I will turn 50 in November of this year, so my project for 2023 will be to watch and review one movie from each year of my life. The only qualification is that it has to be a movie I’ve not reviewed previously.
2014
Top Grossing Movies of 2014:
- Transformers: Age of Extinction
- The Hobbit: The Battle of the Five Armies
- Guardians of the Galaxy
- Maleficent
- The Hunger Games: Mockingjay – Part 1
Best Picture Oscar Nominees and Winners:
- Birdman or (The Unexpected Virtue of Ignorance)
- American Sniper
- Boyhood
- The Grand Budapest Hotel
- The Imitation Game
- Selma
- The Theory of Everything
- Whiplash
Other Movies I’ve Reviewed:
- The Amazing Spider-Man 2
- Barbosa: The Man Who Made Brazil Cry
- Big Hero 6
- Boyhood
- Captain America: The Winter Soldier
- Ceasefire Massacre
- The Day the Series Stopped
- Decoding Desire
- Finding Vivian Maier
- A Girl Walks Home Alone At Night
- Hillsborough
- Interstellar
- It Follows
- The LEGO Movie
- Life Itself
- Maradona ’86
- A Moonless Night
- Muppets Most Wanted
- Mysteries of the Rimet Trophy
- The Myth of Garrincha
- No No: A Dockumentary
- The Opposition
- Paddington
- Searching for Augusta: The Forgotten Angel of Bastogne
- The Second Mother
- Secrets of Underground London
- She’s Beautiful When She’s Angry
- Song of the Sea
- Virunga
- What We Do in the Shadows
Title: The Grand Budapest Hotel
Release Date: March 7, 2014
Director: Wes Anderson
Production Company:Fox Searchlight Pictures | TSG Entertainment | Indian Paintbrush | Studio Babelsberg | American Empirical Pictures
Summary/Review:
The Brattle Theatre is running all of Wes Anderson’s movies and as I only had time for one, I chose Grand Budapest Hotel as the one with the best reputation. I have mixed feelings on the Anderson movies I’ve seen as I really loved Moonrise Kingdom, hated Rushmore, and The Royal Tenenbaums, Fantastic Mr. Fox, and Isle of Dogs all fall somewhere in-between.

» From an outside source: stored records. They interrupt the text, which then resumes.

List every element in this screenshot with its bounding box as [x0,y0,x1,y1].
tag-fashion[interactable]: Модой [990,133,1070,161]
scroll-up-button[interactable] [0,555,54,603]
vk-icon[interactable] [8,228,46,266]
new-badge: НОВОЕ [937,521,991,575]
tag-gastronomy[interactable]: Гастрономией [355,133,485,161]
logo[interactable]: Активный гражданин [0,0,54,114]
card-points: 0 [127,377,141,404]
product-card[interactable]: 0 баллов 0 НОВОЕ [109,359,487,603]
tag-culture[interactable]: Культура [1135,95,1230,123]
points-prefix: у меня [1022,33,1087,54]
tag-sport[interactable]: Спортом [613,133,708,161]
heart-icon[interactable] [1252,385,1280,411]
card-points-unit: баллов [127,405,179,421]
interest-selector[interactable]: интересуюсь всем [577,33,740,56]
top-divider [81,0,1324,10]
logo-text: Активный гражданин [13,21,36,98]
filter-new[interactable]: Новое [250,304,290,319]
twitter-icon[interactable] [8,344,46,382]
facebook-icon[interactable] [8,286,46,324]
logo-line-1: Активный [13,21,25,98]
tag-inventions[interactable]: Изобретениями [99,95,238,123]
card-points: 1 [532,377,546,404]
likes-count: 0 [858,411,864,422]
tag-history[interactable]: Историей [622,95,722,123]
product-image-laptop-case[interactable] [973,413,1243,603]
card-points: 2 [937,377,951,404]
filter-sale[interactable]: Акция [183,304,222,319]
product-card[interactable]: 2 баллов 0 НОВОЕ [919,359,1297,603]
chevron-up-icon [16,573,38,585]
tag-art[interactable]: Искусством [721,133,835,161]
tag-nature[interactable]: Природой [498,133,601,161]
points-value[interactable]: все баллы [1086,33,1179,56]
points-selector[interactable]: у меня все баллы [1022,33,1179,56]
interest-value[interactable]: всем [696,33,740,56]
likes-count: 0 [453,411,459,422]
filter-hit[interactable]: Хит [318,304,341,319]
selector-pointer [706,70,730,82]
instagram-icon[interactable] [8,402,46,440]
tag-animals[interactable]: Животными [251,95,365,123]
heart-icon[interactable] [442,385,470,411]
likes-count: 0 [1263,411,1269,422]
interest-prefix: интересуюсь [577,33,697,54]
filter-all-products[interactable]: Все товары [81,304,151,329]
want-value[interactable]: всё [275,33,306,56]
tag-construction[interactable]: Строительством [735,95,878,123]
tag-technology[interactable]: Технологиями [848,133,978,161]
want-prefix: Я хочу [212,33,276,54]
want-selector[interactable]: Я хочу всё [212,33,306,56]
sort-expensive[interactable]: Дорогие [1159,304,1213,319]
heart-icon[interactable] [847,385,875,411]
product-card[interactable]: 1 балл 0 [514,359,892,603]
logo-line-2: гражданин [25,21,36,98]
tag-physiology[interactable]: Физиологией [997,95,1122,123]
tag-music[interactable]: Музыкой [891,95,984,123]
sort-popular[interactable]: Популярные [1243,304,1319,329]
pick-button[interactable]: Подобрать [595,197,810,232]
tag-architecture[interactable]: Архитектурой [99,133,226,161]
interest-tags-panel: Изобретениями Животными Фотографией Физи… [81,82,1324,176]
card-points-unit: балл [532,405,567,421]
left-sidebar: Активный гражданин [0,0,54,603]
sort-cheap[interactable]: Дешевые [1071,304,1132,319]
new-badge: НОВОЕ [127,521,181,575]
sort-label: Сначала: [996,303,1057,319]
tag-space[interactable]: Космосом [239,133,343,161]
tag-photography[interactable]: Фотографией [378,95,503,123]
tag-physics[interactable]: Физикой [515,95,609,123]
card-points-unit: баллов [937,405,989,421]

The movie is nested in several framing devices but the main plot takes place at the titular hotel in a fictional Eastern European country in 1932. Monsieur Gustave H. (Ralph Fiennes) is a skilled concierge who befriends and mentors the young lobby boy Zero Moustafa (Tony Revolori). F. Murray Abraham narrates the film as an older Zero. The movie captures the grandness of Golden Age Hollywood films with a story that is homage/parody of spy thrillers, prison escape stories, war movie, and It’s a Mad, Mad, Mad, Mad World/Cannonball Run-style ensemble comedies (there should be a name for that genre).
If it’s hard to describe Grand Budapest Hotel, it’s because I’ve not seen a movie quite like it before, not even in other Wes Anderson movies (although perhaps Jean-Pierre Jeunet could’ve made a movie like this). Fiennes is excellent playing someone who is so studiously refined but can also be disarmingly crude. Revolori is perfect as the straight man that Fiennes plays off of. The main cast also includes Adrien Brody as Gustave’s rival, Willem Dafoe as a hitman, and Saoirse Ronan as Zero’s girlfriend. The ensemble also includes numerous famed actors, some in no more than a cameo but nevertheless significant, including: Tilda Swinton, Edward Norton, Jeff Goldblum, Harvey Keitel, Jude Law, Bill Murray, Jason Schwartzman, and Owen Wilson.
Like all Anderson movies it is beautifully shot, with bold colors and designs. The sets are amazing, particularly the mid-century modern appearance of the decaying Grand Budapest Hotel in the 1960s framing story. The costumes are also brilliant. But all this beauty would just be twee showmanship if not in service of a story. And this story is essentially one of duty, loyalty, and friendship in the time of rising fascism feels timeless and relevant.